05_03_Pipeline_mnist.ipynb Improvment

aws-samples / eks-kubeflow-workshop

Kubeflow workshop on EKS. Mainly focus on AWS integration examples. Please go check kubeflow website http://kubeflow.org for other examples

Apache License 2.0

96 stars 56 forks source link

05_03_Pipeline_mnist.ipynb Improvment #34

Closed PatrickXYS closed 4 years ago

PatrickXYS commented 4 years ago

Description of changes:

Given current 05_03_Pipeline_mnist.ipynb notebook, we want to improve from below points:

Replace original image with our image host
Add Dockerfile to indicate how we build the image
Add Tensorboard support
Find if we have specific tfop support for tfjob training without utilizing large manifest/yaml file.

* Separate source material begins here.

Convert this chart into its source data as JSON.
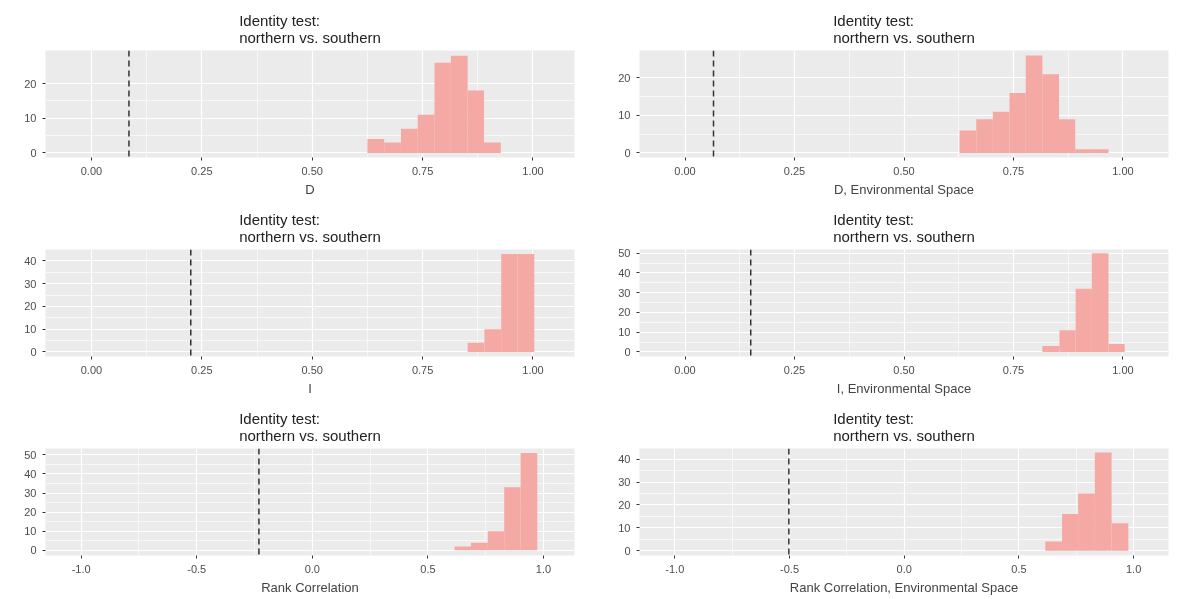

By submitting this pull request, I confirm that you can use, modify, copy, and redistribute this contribution, under the terms of your choice.

Jeffwan commented 4 years ago

Address this issue. https://github.com/aws-samples/eks-kubeflow-workshop/issues/33

@PatrickXYS You may forget to check in the docker file and training code? for No. 1, 2, 3

How about 4, does high level TFJobOp make sense to you? https://github.com/kubeflow/pipelines/blob/master/components/kubeflow/launcher/sample.py

PatrickXYS commented 4 years ago

Hi @Jeffwan, I only replace the original image with mine, and will propose new version of commit to address No 2, 3, 4.

Jeffwan commented 4 years ago

@PatrickXYS Cool. I will leave this PR open and it makes more sense to have these solved together and include them in one PR.

PatrickXYS commented 4 years ago

The new version of PR is trying to address No.1, 2, 3, 4.

I'll still leave the PR open since below issues:

Simply replace tf-export-dir with s3 bucket won't work, since the internal logic didn't write training logs into s3 bucket. Need investigation tomorrow.
If we want to replace mnist training data with s3 mnist training data, this requires massive modification in model.py because original code utilize tf.contrib.learn.datasets.DATASETS['mnist'] function.

cfregly commented 4 years ago

@PatrickXYS It would be super-useful to have a version that allows a user to specify the input data as an S3 bucket (real world) vs. pulling from tf.datasets (not the real world).

Leaving this as a massive effort for users will greatly reduce the chances of transitioning from this sample to a real production use case.

PatrickXYS commented 4 years ago

@cfregly I totally agree with your idea. I'll try to solve this tomorrow, we should be able to see a new PR by the end of the tomorrow.

Jeffwan commented 4 years ago

@PatrickXYS Don't spend too much time on data preprocessing. Let's finish other low hanging issues first and then come back to issue. We should have at least one example to make user easily kick off pipeline without worrying about the dependencies.

Definitely we should have an example to pass training datasets.